The good news is that Return to the Secret Garden is by and large a loving homage to the original, rather than an exercise in cashing in on a classic. Set 30 years after Mary Lennox turned Misselthwaite Manor on its head, the book sees ten-year-old orphan Emmie Hatton being evacuated from the Craven Home for Orphaned Children as war breaks out. Separated from her beloved Lucy (a black street moggy she has befriended with fish paste sandwiches) and mocked by the heartless boys she has grown up with, Emmie arrives at Misselthwaite lonely and in much need of comfort. Like Mary before her, she finds solace in the gardens, a gruff, scarred gardener who works in them and a certain cheeky robin. If you’re looking for one of those sequels that basically retreads familiar ground, we’re off to a flying start. Cries in the night and a lonely young Craven boy soon get added to the mix.

Holly Webb has a good turn of phrase, and the narrative embraces themes of bullying, isolation and hope as fierce, lonely Emmie Hatton learns to make connections, helping to heal a household under the shadow of war. It’s perfectly decent stuff, if a little bland, and the parallels to Hodgson Burnett’s classic are unmistakable. Here’s the rub – I think the novel would have been stronger if it had been inspired by The Secret Garden, but not framed as a sequel.

In claiming the mantle of a classic, you set up a world of expectation. It is of course an authorial prerogative to approach it as you wish, but as a reader I expect the author to (try and) match the tone and style of the original; I certainly expect a good deal of continuity in terms of characterisation. Sadly, this is where Webb’s novel falls short for me.

The style here is thoroughly modern. One of the things I love in the original is the prose itself, which begs to be read aloud. We are taken by the hand by an entirely present omniscient narrator, who isn’t above a fair bit of preaching, but who largely shows us the characters feelings and thoughts through their dialogue – and then adds a bit of acerbic commentary of her own.
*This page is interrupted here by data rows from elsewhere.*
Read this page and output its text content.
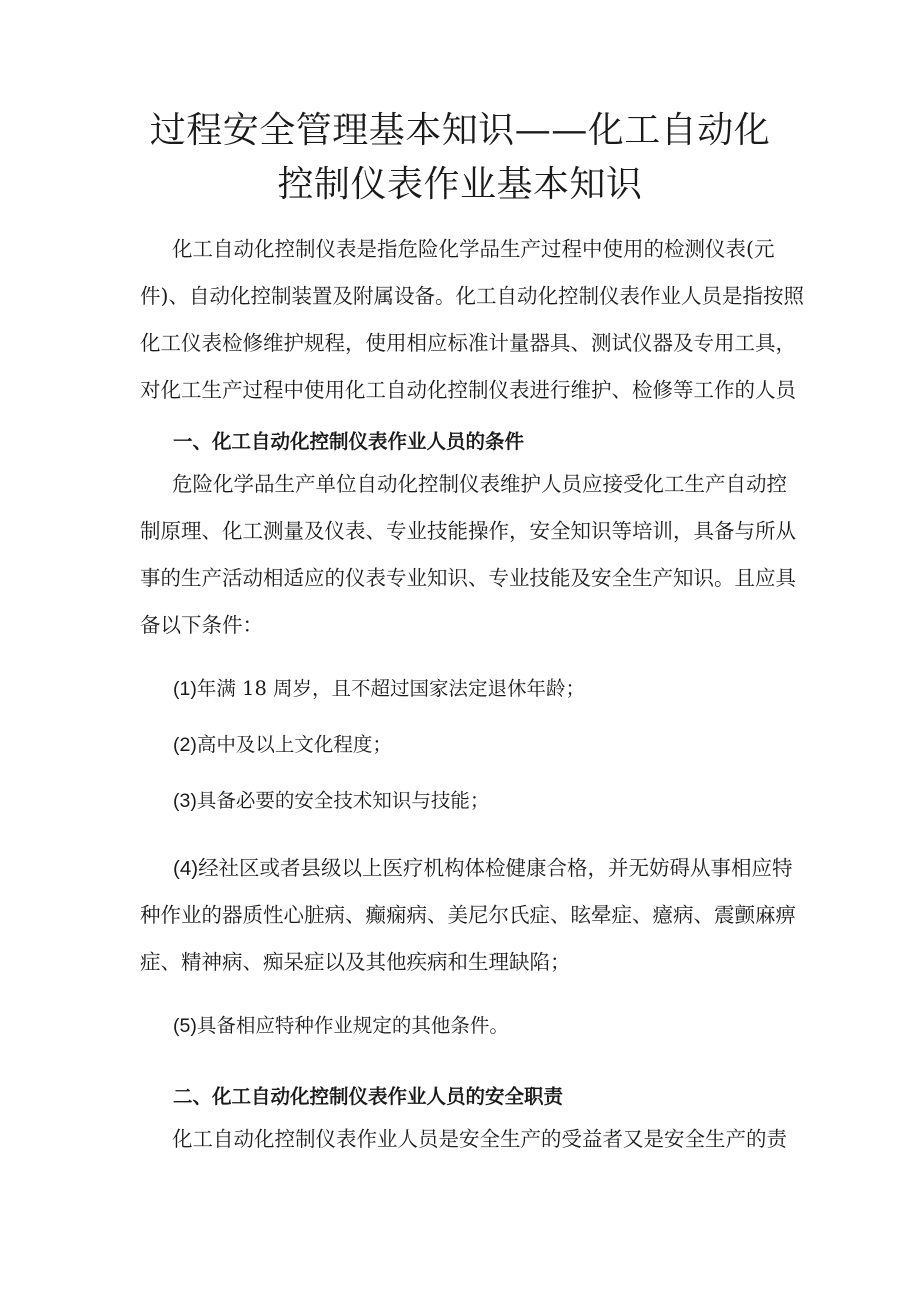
过程安全管理基本知识——化工自动化
控制仪表作业基本知识

化工自动化控制仪表是指危险化学品生产过程中使用的检测仪表(元
件)、自动化控制装置及附属设备。化工自动化控制仪表作业人员是指按照
化工仪表检修维护规程，使用相应标准计量器具、测试仪器及专用工具，
对化工生产过程中使用化工自动化控制仪表进行维护、检修等工作的人员

一、化工自动化控制仪表作业人员的条件

危险化学品生产单位自动化控制仪表维护人员应接受化工生产自动控
制原理、化工测量及仪表、专业技能操作，安全知识等培训，具备与所从
事的生产活动相适应的仪表专业知识、专业技能及安全生产知识。且应具
备以下条件：

(1)年满 18 周岁，且不超过国家法定退休年龄；

(2)高中及以上文化程度；

(3)具备必要的安全技术知识与技能；

(4)经社区或者县级以上医疗机构体检健康合格，并无妨碍从事相应特
种作业的器质性心脏病、癫痫病、美尼尔氏症、眩晕症、癔病、震颤麻痹
症、精神病、痴呆症以及其他疾病和生理缺陷；

(5)具备相应特种作业规定的其他条件。

二、化工自动化控制仪表作业人员的安全职责

化工自动化控制仪表作业人员是安全生产的受益者又是安全生产的责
Webb’s sequel focuses closely on Emmie’s perspective, holding us inside her head and telling us her thoughts and feelings. There’s nothing wrong with this – it’s a more modern way of telling the story, and Emmie is a great character – but it doesn’t lend itself to reading aloud as well and it results in a very different tone (not that I missed the moralising!)

I think the choice to set the novel decades later is a gift. In growing up, we all expect for the original trio of children to have changed, and this gulf in time – made even larger by the impact of the Great War – neatly papers over cracks that might otherwise be too glaringly obvious. But Webb chooses to tie the two novels more closely together by having Emmie discover Mary Lennox’s diaries. Unfortunately, the diaries don’t read (to me at least) like Mary’s words. Instead, they feel like a sanitised recap of that older novel for readers who are less familiar with it.

I also felt that the novel didn’t entirely succeed in conveying the emotional landscape of the Craven family – Mrs Craven and Jack go through the ringer here, and while there are some lovely scenes illustrating their reactions, Emmie’s constrained perspective robbed me of the sympathetic punch I expected (Emmie is more concerned at being kept out of her beloved garden, and much too young to know what Mrs Craven is going through). This was particularly telling at the end, where Emmie gets her emotional resolution, but the Cravens don’t.

It’s a shame, as this is otherwise a perfectly fine children’s book about wartime and displacement – both of which I think are important themes given current events.

It will probably work just fine for readers who are less judgmental (I know I’m awkward) and younger readers who will probably be delighted to revisit the Garden and the robin regardless – hell, I would have liked it just fine if I’d read it aged 10. As an adult though, it falls short of the mark.

All in all – this would be fine on its own two legs (***), but for me it makes for a very unsatisfying sequel (**1/2).